Grilled Fish Tacos with Red Cabbage Slaw, Tomato, Avocado and Pineapple Salsa



4 (8-ounce) tilapia fillets
2 tablespoons canola oil
Salt and freshly ground black pepper
Citrus vinaigrette, recipe follows
8 (6-inch) corn tortillas
Red Cabbage Slaw, recipe follows
Tomato, avocado and pineapple salsa, recipe follows
Spicy crema, recipe follows

Preheat grill.

Citrus vinaigrette:
1/2 cup orange juice
1/4 cup lime juice
1/2 cup fresh cilantro leaves
¼ cup fresh mint leaves
1 large peeled shallot
1 teaspoon kosher salt
1/4 teaspoon freshly ground black pepper
1/4 cup canola oil

Combine all ingredients in a blender and blend for 1 minute.

Red cabbage slaw:
1/4 cup rice vinegar
1 lime, juiced
1 tablespoon sugar
2 tablespoons canola oil
1/4 head red cabbage, finely shredded
Salt and pepper

Combine all ingredients in a bowl.
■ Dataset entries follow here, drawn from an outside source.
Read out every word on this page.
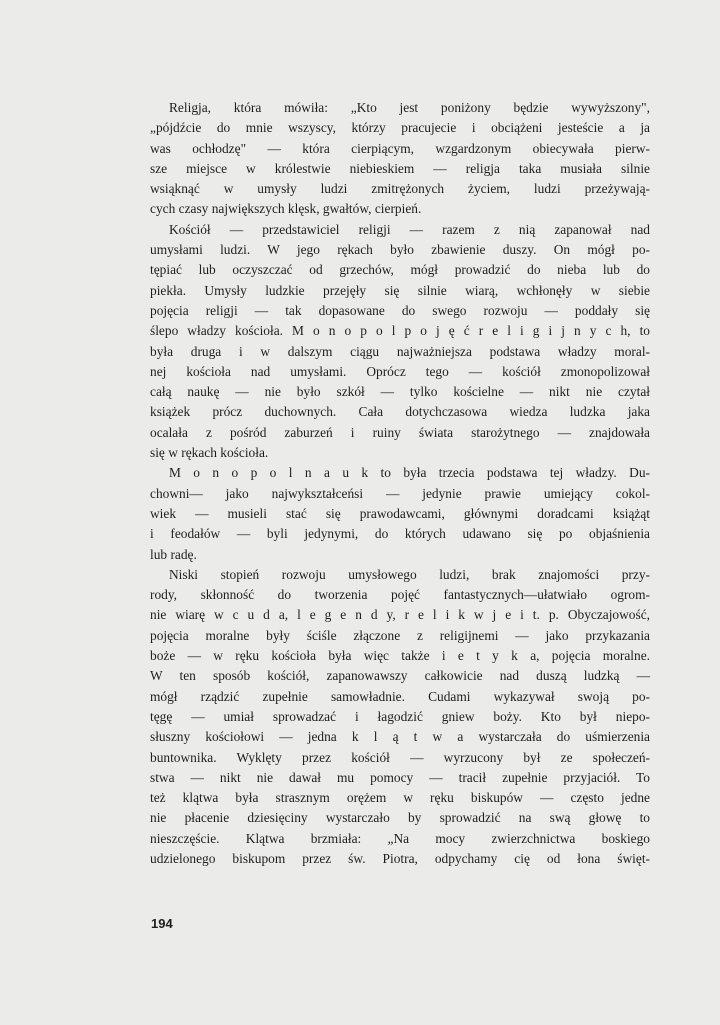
Religja, która mówiła: „Kto jest poniżony będzie wywyższony",
„pójdźcie do mnie wszyscy, którzy pracujecie i obciążeni jesteście a ja
was ochłodzę" — która cierpiącym, wzgardzonym obiecywała pierw-
sze miejsce w królestwie niebieskiem — religja taka musiała silnie
wsiąknąć w umysły ludzi zmitrężonych życiem, ludzi przeżywają-
cych czasy największych klęsk, gwałtów, cierpień.
Kościół — przedstawiciel religji — razem z nią zapanował nad
umysłami ludzi. W jego rękach było zbawienie duszy. On mógł po-
tępiać lub oczyszczać od grzechów, mógł prowadzić do nieba lub do
piekła. Umysły ludzkie przejęły się silnie wiarą, wchłonęły w siebie
pojęcia religji — tak dopasowane do swego rozwoju — poddały się
ślepo władzy kościoła. M o n o p o l p o j ę ć r e l i g i j n y c h, to
była druga i w dalszym ciągu najważniejsza podstawa władzy moral-
nej kościoła nad umysłami. Oprócz tego — kościół zmonopolizował
całą naukę — nie było szkół — tylko kościelne — nikt nie czytał
książek prócz duchownych. Cała dotychczasowa wiedza ludzka jaka
ocalała z pośród zaburzeń i ruiny świata starożytnego — znajdowała
się w rękach kościoła.
M o n o p o l n a u k to była trzecia podstawa tej władzy. Du-
chowni— jako najwykształceńsi — jedynie prawie umiejący cokol-
wiek — musieli stać się prawodawcami, głównymi doradcami książąt
i feodałów — byli jedynymi, do których udawano się po objaśnienia
lub radę.
Niski stopień rozwoju umysłowego ludzi, brak znajomości przy-
rody, skłonność do tworzenia pojęć fantastycznych—ułatwiało ogrom-
nie wiarę w c u d a, l e g e n d y, r e l i k w j e i t. p. Obyczajowość,
pojęcia moralne były ściśle złączone z religijnemi — jako przykazania
boże — w ręku kościoła była więc także i e t y k a, pojęcia moralne.
W ten sposób kościół, zapanowawszy całkowicie nad duszą ludzką —
mógł rządzić zupełnie samowładnie. Cudami wykazywał swoją po-
tęgę — umiał sprowadzać i łagodzić gniew boży. Kto był niepo-
słuszny kościołowi — jedna k l ą t w a wystarczała do uśmierzenia
buntownika. Wyklęty przez kościół — wyrzucony był ze społeczeń-
stwa — nikt nie dawał mu pomocy — tracił zupełnie przyjaciół. To
też klątwa była strasznym orężem w ręku biskupów — często jedne
nie płacenie dziesięciny wystarczało by sprowadzić na swą głowę to
nieszczęście. Klątwa brzmiała: „Na mocy zwierzchnictwa boskiego
udzielonego biskupom przez św. Piotra, odpychamy cię od łona święt-
194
Season with salt and pepper, to taste.

Tomato, avocado and pineapple salsa:
4 plum tomatoes, chopped
2 ripe Hass avocados, peeled, pitted and diced
½ cup of fresh pineapple, diced
1/2 small red onion, finely chopped
1 serrano chile, finely diced
1 to 2 limes, juiced
2 tablespoons canola oil
3 tablespoons chopped cilantro leaves
Salt and freshly ground black pepper

Gently combine all ingredients in a bowl. Season with salt and pepper, to taste.

Spicy crema:
1 cup of Sour Cream
1 lime, juiced
1 teaspoon of Cayenne
Kosher salt to taste

To assemble tacos:

Brush fillets with oil and season with kosher salt and and fresh ground pepper. Grill for 3 to 4 minutes per side.

Remove from grill and drizzle with some of the citrus vinaigrette. Let rest 5 minutes and then flake with a fork.
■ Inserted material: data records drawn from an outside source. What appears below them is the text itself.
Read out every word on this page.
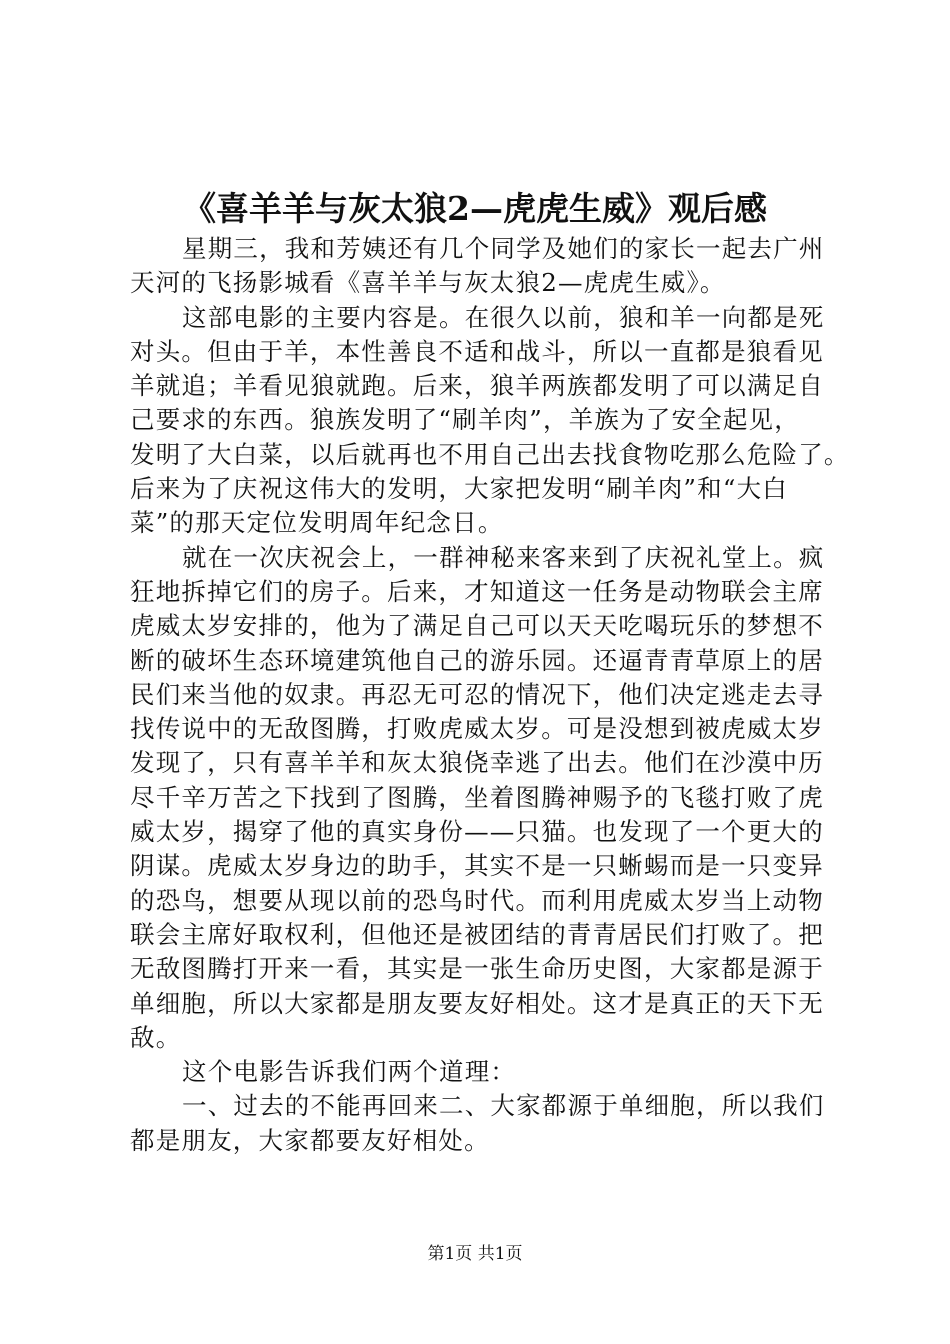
《喜羊羊与灰太狼2—虎虎生威》观后感
星期三，我和芳姨还有几个同学及她们的家长一起去广州
天河的飞扬影城看《喜羊羊与灰太狼2—虎虎生威》。
这部电影的主要内容是。在很久以前，狼和羊一向都是死
对头。但由于羊，本性善良不适和战斗，所以一直都是狼看见
羊就追；羊看见狼就跑。后来，狼羊两族都发明了可以满足自
己要求的东西。狼族发明了“刷羊肉”，羊族为了安全起见，
发明了大白菜，以后就再也不用自己出去找食物吃那么危险了。
后来为了庆祝这伟大的发明，大家把发明“刷羊肉”和“大白
菜”的那天定位发明周年纪念日。
就在一次庆祝会上，一群神秘来客来到了庆祝礼堂上。疯
狂地拆掉它们的房子。后来，才知道这一任务是动物联会主席
虎威太岁安排的，他为了满足自己可以天天吃喝玩乐的梦想不
断的破坏生态环境建筑他自己的游乐园。还逼青青草原上的居
民们来当他的奴隶。再忍无可忍的情况下，他们决定逃走去寻
找传说中的无敌图腾，打败虎威太岁。可是没想到被虎威太岁
发现了，只有喜羊羊和灰太狼侥幸逃了出去。他们在沙漠中历
尽千辛万苦之下找到了图腾，坐着图腾神赐予的飞毯打败了虎
威太岁，揭穿了他的真实身份——只猫。也发现了一个更大的
阴谋。虎威太岁身边的助手，其实不是一只蜥蜴而是一只变异
的恐鸟，想要从现以前的恐鸟时代。而利用虎威太岁当上动物
联会主席好取权利，但他还是被团结的青青居民们打败了。把
无敌图腾打开来一看，其实是一张生命历史图，大家都是源于
单细胞，所以大家都是朋友要友好相处。这才是真正的天下无
敌。
这个电影告诉我们两个道理：
一、过去的不能再回来二、大家都源于单细胞，所以我们
都是朋友，大家都要友好相处。
第1页 共1页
Fill each tortilla with some of the fish, top with the red cabbage slaw, tomato, avocado and pineapple salsa, and drizzle with spicy crema.

Serve with your favorite rice recipe and hit the beach!


Bango Margaritas



3 3.5 ounce cups defrosted “Bangos” Tastybaby Frozen Organic Baby Food (1 box)


(follow defrosting instructions on individual cups)


1/2 cup water


1/4 cup natural sugar


3 cups ice


4 ounces tequila (optional)*


2 ounces triple sec (optional) *


Juice of 2 limes


Lime wedges for garnish


Mint Salt (recipe follows)

*If making virgin drinks (no alcohol), add ¾ cup of citrus juice

Put Bangos, water, sugar, ice, and lime juice in a blender. Add tequila and triple sec if desired.lend until smooth. Taste and add sugar or lime juice, depending on your personal preference. Rub the rim of a margarita glass with a lime wedge and dip into Mint Salt to coat rim. Fill glass and enjoy!

Tasty Tip for the kids: Replace tequila and triple Sec with ½ cup of fresh-squeezed orange juice and ¼ cup of pineapple juice

Mint Salt:
1 cup fresh mint leaves
1 cup gray salt or coarse sea salt

Clean and dry mint and chop roughly. With a mortar and pestle, crush equal parts fresh mint and salt.